Over the last few years we have been pleased to note an increase in the number of adult monarch butterflies visiting, and caterpillars feeding on, the milkweed plants growing along the roadside near our cottage on White Lake. While we searched for the monarch’s intermediary pupal stage, termed chrysalis, we were unsuccessful until recently. It just so happens one adventurous caterpillar decided the outside wall of our neighbour’s cottage, several hundred meters from the nearest milkweed plant, would be a good place to pupate. Courtesy of our understanding neighbours, we photographed the transformation over a couple of weeks from chrysalis to adult.

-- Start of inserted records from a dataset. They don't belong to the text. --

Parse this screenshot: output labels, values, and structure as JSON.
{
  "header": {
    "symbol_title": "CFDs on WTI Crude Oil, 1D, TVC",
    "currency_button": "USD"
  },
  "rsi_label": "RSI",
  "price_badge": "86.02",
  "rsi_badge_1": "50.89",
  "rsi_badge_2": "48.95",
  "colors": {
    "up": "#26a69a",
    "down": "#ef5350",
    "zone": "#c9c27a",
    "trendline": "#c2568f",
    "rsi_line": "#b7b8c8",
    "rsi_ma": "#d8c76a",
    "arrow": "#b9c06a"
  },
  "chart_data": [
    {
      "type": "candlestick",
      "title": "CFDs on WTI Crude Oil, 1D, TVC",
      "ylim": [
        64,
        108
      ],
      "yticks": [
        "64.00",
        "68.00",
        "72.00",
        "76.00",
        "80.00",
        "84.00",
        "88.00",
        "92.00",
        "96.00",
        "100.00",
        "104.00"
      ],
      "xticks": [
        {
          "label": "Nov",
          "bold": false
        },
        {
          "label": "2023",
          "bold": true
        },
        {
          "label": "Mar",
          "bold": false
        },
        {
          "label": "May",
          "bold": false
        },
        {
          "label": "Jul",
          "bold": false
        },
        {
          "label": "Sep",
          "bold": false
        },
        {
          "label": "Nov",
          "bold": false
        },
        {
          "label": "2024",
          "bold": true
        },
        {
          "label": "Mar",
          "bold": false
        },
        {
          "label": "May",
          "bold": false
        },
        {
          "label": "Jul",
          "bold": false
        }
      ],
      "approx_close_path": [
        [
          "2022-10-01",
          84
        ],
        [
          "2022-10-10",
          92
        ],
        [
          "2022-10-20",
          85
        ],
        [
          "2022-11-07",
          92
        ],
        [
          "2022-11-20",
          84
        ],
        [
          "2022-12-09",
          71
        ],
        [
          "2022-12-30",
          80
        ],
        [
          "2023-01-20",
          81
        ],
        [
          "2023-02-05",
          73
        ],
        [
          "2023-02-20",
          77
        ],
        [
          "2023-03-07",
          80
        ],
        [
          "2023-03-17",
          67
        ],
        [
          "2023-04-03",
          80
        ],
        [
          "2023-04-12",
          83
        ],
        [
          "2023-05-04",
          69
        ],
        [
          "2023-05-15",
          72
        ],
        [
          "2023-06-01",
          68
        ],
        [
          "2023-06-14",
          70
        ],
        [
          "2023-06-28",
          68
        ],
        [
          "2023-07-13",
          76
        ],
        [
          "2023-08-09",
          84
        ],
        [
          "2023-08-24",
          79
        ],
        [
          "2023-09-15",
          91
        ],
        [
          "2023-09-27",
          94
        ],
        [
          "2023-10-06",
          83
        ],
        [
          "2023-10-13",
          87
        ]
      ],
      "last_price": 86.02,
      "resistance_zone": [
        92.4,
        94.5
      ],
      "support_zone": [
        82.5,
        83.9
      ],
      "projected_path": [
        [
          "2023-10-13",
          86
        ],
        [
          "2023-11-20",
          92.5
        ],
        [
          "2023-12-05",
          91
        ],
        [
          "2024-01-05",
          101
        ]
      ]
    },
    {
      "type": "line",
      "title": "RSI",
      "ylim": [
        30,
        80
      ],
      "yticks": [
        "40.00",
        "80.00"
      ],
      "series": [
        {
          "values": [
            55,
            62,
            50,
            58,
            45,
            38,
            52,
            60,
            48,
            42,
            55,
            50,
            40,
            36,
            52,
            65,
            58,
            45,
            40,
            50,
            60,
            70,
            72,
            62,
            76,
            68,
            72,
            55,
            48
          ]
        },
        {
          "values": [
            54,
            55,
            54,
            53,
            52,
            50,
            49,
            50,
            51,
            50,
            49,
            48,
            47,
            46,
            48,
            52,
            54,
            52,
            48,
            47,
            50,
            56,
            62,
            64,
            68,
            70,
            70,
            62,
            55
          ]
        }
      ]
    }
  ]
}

In previous articles we have featured monarch caterpillars as well as other insects, such as the swamp milkweed beetle and milkweed tussock moth caterpillar, that feed exclusively on milkweed – a plant that is toxic and distasteful to most beasties. This past summer we noted the highest concentration yet of monarch caterpillars devouring the leaves of this plant. The caterpillar, which is the larval stage of butterflies, is the growth phase. Some caterpillars increase their mass by more than 1000 times through continuous eating. When the caterpillar reaches full size, such as this individual we photographed in late August, it prepares to pupate.
Immediately prior to pupation the caterpillar stops feeding, evacuates its gut and finds a plant twig (or in the case of our subject the side of a cottage) to which it will attach itself for the sedentary pupal stage. Once firmly attached, the monarch caterpillar transforms into a chrysalis which has a transparent protective casing. Initially the chrysalis appears to be light green with several gold metallic spots. The word ‘chrysalis’ has its root in the Greek word for gold. This picture of the chrysalis, showing flecks of gold, was taken the day after it was first noticed by our neighbours.

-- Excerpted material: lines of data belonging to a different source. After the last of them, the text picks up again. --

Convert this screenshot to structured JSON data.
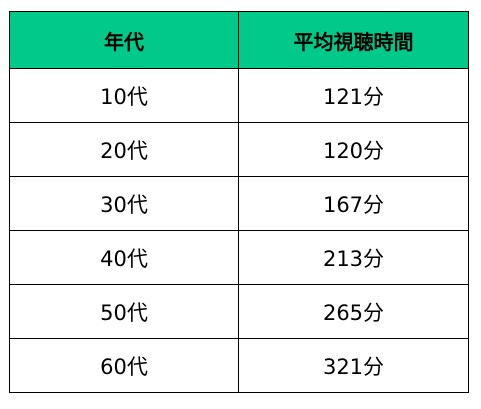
{
  "table": {
    "header_color": "#00c98a",
    "headers": [
      "年代",
      "平均視聴時間"
    ],
    "rows": [
      [
        "10代",
        "121分"
      ],
      [
        "20代",
        "120分"
      ],
      [
        "30代",
        "167分"
      ],
      [
        "40代",
        "213分"
      ],
      [
        "50代",
        "265分"
      ],
      [
        "60代",
        "321分"
      ]
    ]
  }
}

During the pupal stage most of the larval tissues and organs are digested and reorganized into the body of an adult butterfly. As this transformation occurs over a couple of weeks the colour of the chrysalis darkens. Eventually, once the adult tissues are formed, one can see the folded black and orange wings of the soon-to-emerge adult. This chrysalis was photographed less than one hour before the adult butterfly emerged.
When ready to emerge, the adult butterfly breaks out through a split in the protective outer shell. Shortly after emerging, the butterfly holds out its limp wings and moves about to pump its “blood”, termed hymolymph, into the veins in the wings. The process is gradual with the wings first unfurling, before becoming full-sized and rigid. Until the unfurling and hardening process is complete, which in the case of this butterfly took 24 hours, the wings are not capable of supporting flight.

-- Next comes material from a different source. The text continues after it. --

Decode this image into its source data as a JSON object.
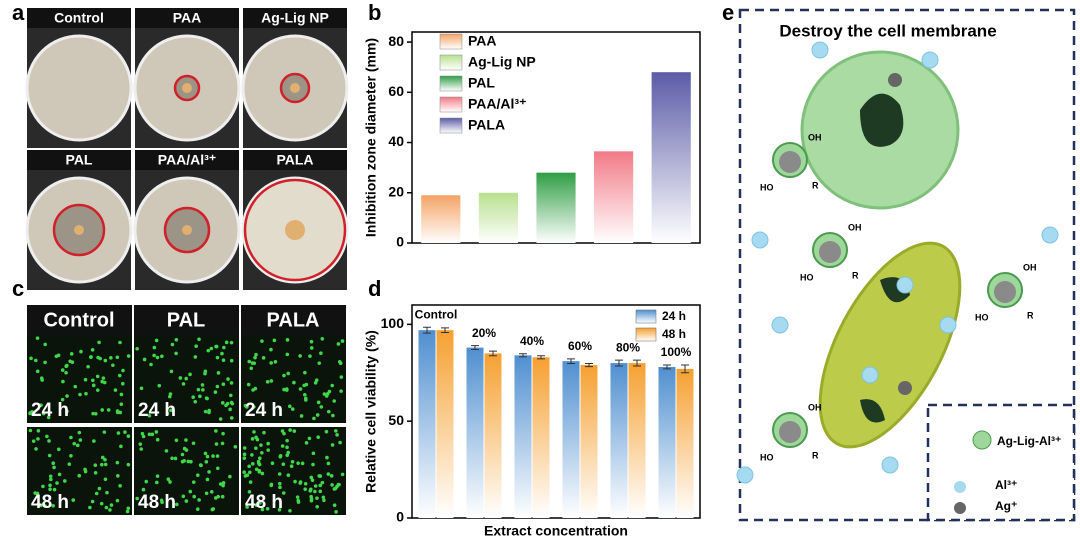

In our region monarchs produce two or three generations each summer. The monarch’s life cycle is unique with the summer’s last generation being programmed to migrate the long distance to central Mexico where they spend the winter months. In fact, it may take several more generations descending from ‘our’ monarch to achieve Mexico. The newly-emerged adult, below, was photographed with its wings fully extended in preparation to depart. Shortly after taking this pictured it flew off, headed south. Meanwhile many human residents around White Lake were just starting to plan their flights to warmer winter destinations.
Many readers were probably exposed to this transformation as young students by their elementary school teachers. In September, this amazing metamorphism fascinated four adult cottagers for some time, and positively mesmerized Daisy-the-cat who chattered away, as the newly-emerged adult butterfly moved around pumping up its wings.
How fortunate we are to be able to spend our summers on Three Mile Bay, White Lake.